Flight from the Dark
- American cover, original release
- Author: Joe Dever
- Illustrator: Gary Chalk
- Cover artist: Gary Chalk (UK) Brian Salmon (UK) Peter Andrew Jones (UK) Don Maitz (USA)
- Language: English
- Series: Lone Wolf
- Genre: Fantasy
- Publisher: Sparrow Books (UK) Beaver Books (UK) Red Fox (UK) Berkley / Pacer (USA)
- Publication date: 1984
- Publication place: United Kingdom
- Media type: Print (Paperback)
- ISBN: 0-09-935890-5
- OCLC: 11471437
- Followed by: Fire on the Water

= Flight from the Dark =

Book by Joe Dever

Flight from the Dark is the first installment in the award-winning Lone Wolf book series created by Joe Dever.

==Gameplay==
The reader is allowed to choose five Kai Disciplines from a list of ten, and is given meagre equipment. Because the reader has no equipment from previous books, some disciplines, most notably Weapon Skill, may not be useful at the start of the adventure. This makes initial discipline choices and careful movement through the book more important than in some later books. It is however possible to get through the adventure with little to no combat, allowing an astute reader to succeed even with weak Combat Skill and Endurance.

==Reception==
Marcus L. Rowland reviewed both Flight from the Dark and Fire on the Water together for White Dwarf #60, giving it an overall rating of 7 out of 10, and stated that "Both books are fair, emphasizing combat rather than traps and tricks. Those traps which are used can be anticipated, and usually by-passed or defused by use of Lone Wolf's skills."

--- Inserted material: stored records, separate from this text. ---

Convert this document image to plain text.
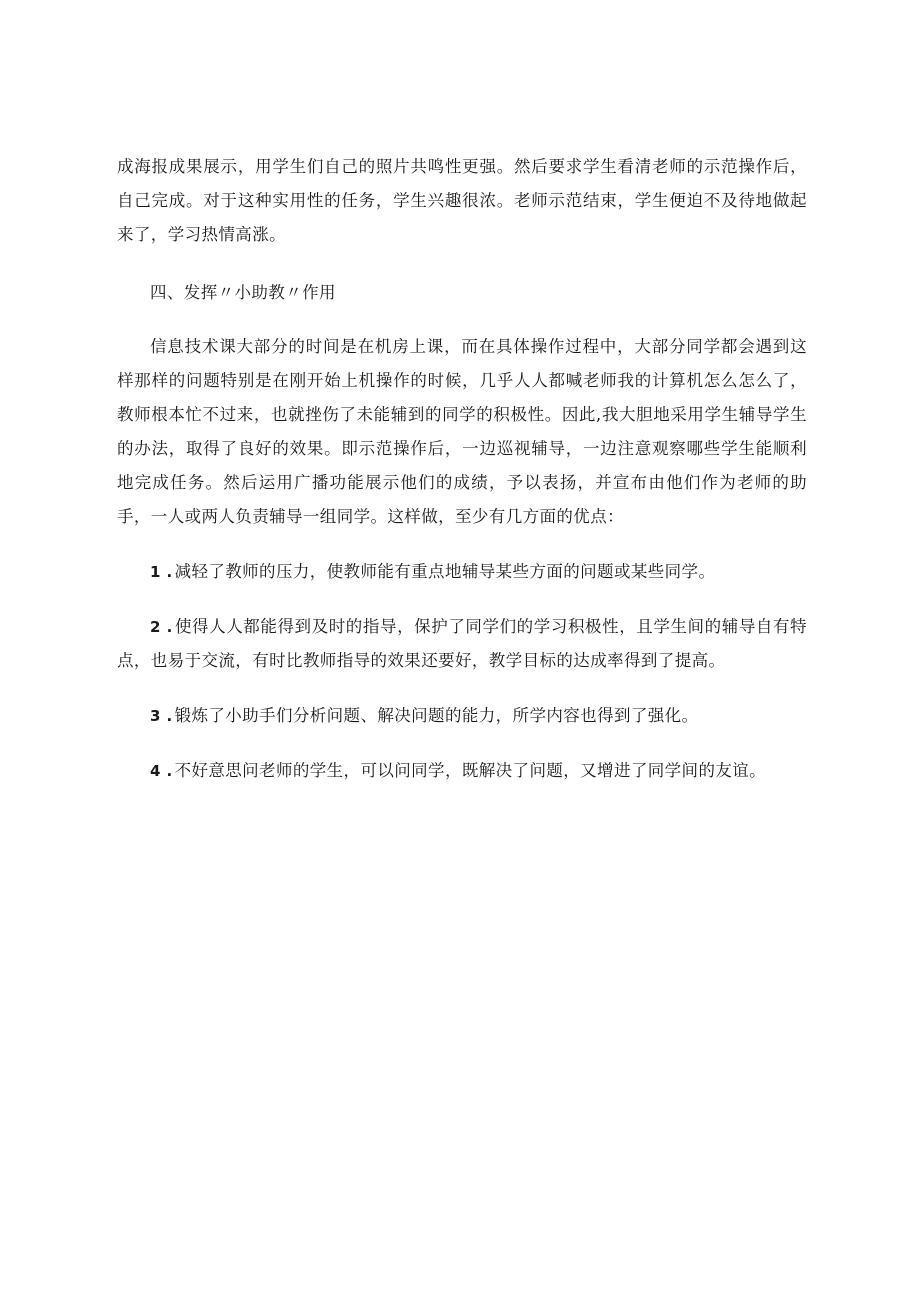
成海报成果展示，用学生们自己的照片共鸣性更强。然后要求学生看清老师的示范操作后，自己完成。对于这种实用性的任务，学生兴趣很浓。老师示范结束，学生便迫不及待地做起来了，学习热情高涨。

四、发挥〃小助教〃作用

信息技术课大部分的时间是在机房上课，而在具体操作过程中，大部分同学都会遇到这样那样的问题特别是在刚开始上机操作的时候，几乎人人都喊老师我的计算机怎么怎么了，教师根本忙不过来，也就挫伤了未能辅到的同学的积极性。因此,我大胆地采用学生辅导学生的办法，取得了良好的效果。即示范操作后，一边巡视辅导，一边注意观察哪些学生能顺利地完成任务。然后运用广播功能展示他们的成绩，予以表扬，并宣布由他们作为老师的助手，一人或两人负责辅导一组同学。这样做，至少有几方面的优点：

1 . 减轻了教师的压力，使教师能有重点地辅导某些方面的问题或某些同学。

2 . 使得人人都能得到及时的指导，保护了同学们的学习积极性，且学生间的辅导自有特点，也易于交流，有时比教师指导的效果还要好，教学目标的达成率得到了提高。

3 . 锻炼了小助手们分析问题、解决问题的能力，所学内容也得到了强化。

4 . 不好意思问老师的学生，可以问同学，既解决了问题，又增进了同学间的友谊。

According to sales figures, this first book sold over 100,000 copies in its first month of publication alone. The 2007 extended version (Mongoose Publishing) saw a thorough re-working of the story and has been critically praised.

==Re-release==
Mongoose Publishing republished the book in 2007, featuring new internal artwork by Richard Longmore, and an extended version of the story, extensively rewritten by Joe Dever. Among the changes made, the start of the adventure is different from the original version. Instead of being knocked out by a branch, Silent Wolf is present at the Monastery at the time of the attack of the Darklords. He fights his way to the top of Tower of the Sun to activate a beacon that will alert all of Sommerlund of the attack.

The re-release was shortlisted for the 2008 Origins Fiction Award (Academy of Adventure Gaming Arts & Design).